Music Routes Blog

From Humpty To Safety

03 September 2008

Before I started music routes, I had no idea how much specific discographical information was not available.  I figured that if I really wanted to know who played on Yma Sumac's Voice of the Xtabay, I could find that information.

Turns out, I was wrong.  A lot of that information just isn't out there.  In fact, a lot of that information will never be known.  And that, to me, is a terrible shame.  So one of the things I'm excited about doing is making a repository for this information.

Often, an album will credit multiple bass players but not tell you who played on which track.  And perhaps that information is simply not known.  But if it is known by someone--anyone--I want it.

Another thing that's often difficult to figure out is to what extent an individual played on a particular track, and to what extent they programmed beats, sequenced MIDI, and dropped in samples using a computer.  For the purposes of music routes, I consider a DJ scratching to be a performer.  But I consider someone using a sequencer or programming a beat on a drum machine to be production or engineering work and not performing.

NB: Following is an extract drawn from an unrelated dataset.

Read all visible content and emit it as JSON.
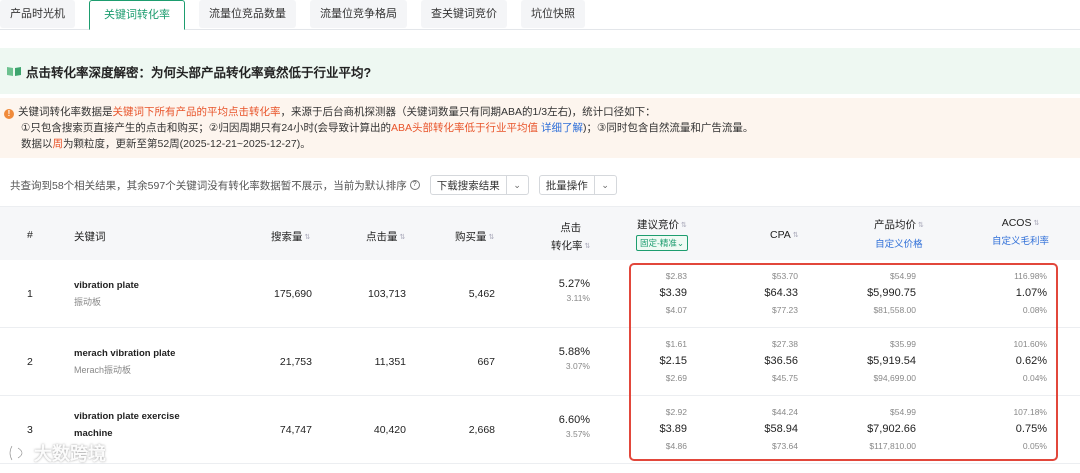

(Of course production work is not lower on a hierarchy than performing.  It's different, sometimes less important than the performances, but often more important than the performances.  "Eleanor Rigby" is a good song, and the Lennon/McCartney team deserve credit as songwriters.  And their singing is very good on it.  But that track is great due to producer George Martin's string arrangement.)

All of which is a self-indulgent introduction to my difficulties getting performance data for Digital Underground.  Surely there's a way to hook "The Humpty Dance" to the "The Safety Dance" but I'm not sure how to get from Shock G to Men Without Hats.

OK, so the Men Without Hats part is easy.  They had Ian Anderson on one track, and he played with Tony Iommi and a million other people in Jethro Tull and elsewhere.

But what about Digital Underground?  Perhaps Shock G can be connected to Tupac Shakur.  But are there tracks with Tupac that involve Shock G in a performance role too?  And then where to go from Tupac?

Yes, my hip hop awareness is less than my crusty burnt guitar rock awareness.  But that's why I'm posting this.